Once you’ve determined that mobile email marketing is something you should be doing, there’s the process of making your emails compelling enough to be opened by busy mobile users. It’s likely that the mobile audience are undertaking other tasks or skimming through emails which is why it’s so important to optimise your subject line for mobile.
Some users triage their email on their mobile (removing the junk) and flagging others to view on desktops. It’s recommended that emails meant for the mobile audience focus on a single promotion and are short and to the point. Daily deals or last minute travel information are great examples of this.
Segmenting lists based on mobile attributes
Getting opt-ins has always been a tricky business, but mobile opens up a few new clever features in the form of mobile advertising. According to Pure360.com, ‘Paper Hat Press’ used mobile ads in free iPhone and Android apps resulting on an additional 13,000 new recipients in the space of just one month.
Using mobile attributes allows email marketers to target users based on attributes such as location, device type and local time or currency. As an example, a cocktail bar could send out a timely promotional email (6.30pm on a Saturday evening) with a link to directions from a users current location.
Take advantage of device mail client functionality
Apple’s mobile mail client can render HTML5 content, meaning it’s possible to embed video directly into the email body. According to a recent survey by the Direct Marketing Association marketers can triple their open rates by including video within their email.

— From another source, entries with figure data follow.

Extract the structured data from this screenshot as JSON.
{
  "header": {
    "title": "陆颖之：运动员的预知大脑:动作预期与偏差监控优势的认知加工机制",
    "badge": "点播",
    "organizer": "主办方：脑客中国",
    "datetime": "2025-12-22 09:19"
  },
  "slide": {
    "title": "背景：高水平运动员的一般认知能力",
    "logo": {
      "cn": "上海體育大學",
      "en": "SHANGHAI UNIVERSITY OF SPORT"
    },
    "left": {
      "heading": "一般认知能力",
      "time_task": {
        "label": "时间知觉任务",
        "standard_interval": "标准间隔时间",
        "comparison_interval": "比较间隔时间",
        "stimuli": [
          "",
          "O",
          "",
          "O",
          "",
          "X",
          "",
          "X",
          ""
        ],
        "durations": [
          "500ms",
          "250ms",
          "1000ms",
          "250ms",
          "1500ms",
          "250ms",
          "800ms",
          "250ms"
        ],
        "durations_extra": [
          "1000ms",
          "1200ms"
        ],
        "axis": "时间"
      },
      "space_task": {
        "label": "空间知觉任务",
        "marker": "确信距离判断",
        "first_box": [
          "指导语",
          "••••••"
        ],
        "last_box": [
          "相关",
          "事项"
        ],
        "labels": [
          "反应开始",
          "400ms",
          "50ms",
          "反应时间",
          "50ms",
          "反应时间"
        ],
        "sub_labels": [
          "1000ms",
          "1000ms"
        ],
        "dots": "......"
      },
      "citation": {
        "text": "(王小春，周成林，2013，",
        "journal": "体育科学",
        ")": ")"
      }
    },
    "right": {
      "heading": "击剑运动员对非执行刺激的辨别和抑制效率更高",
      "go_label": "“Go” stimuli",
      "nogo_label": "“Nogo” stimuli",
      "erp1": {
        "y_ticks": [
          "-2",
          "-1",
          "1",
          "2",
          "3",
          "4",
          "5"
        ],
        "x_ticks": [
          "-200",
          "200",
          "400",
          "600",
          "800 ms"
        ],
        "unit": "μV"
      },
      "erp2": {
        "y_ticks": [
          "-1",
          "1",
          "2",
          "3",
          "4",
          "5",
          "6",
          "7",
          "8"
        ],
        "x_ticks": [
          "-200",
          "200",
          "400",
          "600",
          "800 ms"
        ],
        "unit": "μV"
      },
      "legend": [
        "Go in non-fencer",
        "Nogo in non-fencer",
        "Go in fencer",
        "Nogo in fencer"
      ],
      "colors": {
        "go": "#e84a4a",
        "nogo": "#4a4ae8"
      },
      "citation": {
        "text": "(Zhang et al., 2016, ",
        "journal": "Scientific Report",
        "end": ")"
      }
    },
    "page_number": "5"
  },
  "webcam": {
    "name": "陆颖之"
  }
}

However, be cautious of including HTML5 in your emails, as not all email clients will render either in the same way or at all.
Always perform inbox inspections during the testing phase
Taking advantage of device specific functionality is great, but if you’re targeting a range of mobile devices (like most do) then it’s paramount to run inbox inspections to make sure that your email works on all, not just those that are most popular, devices.
In most cases there’s no reason to create seperate mobile and desktop versions of the same email, providing it’s responsive. Similarly, there’s no reason to create emails for different mobile devices. So making sure that your email works across the board has never been more important.
Don’t forget tablet devices
Finally, don’t forget tablet devices. Tablet’s are marketed as the ‘desktop replacement’, but the two shouldn’t be grouped together when it comes to email marketing. The iPad has the largest market share of any tablet device as of June 2013 and a recent Return Path study revealed a 15% increase in open rates from the device.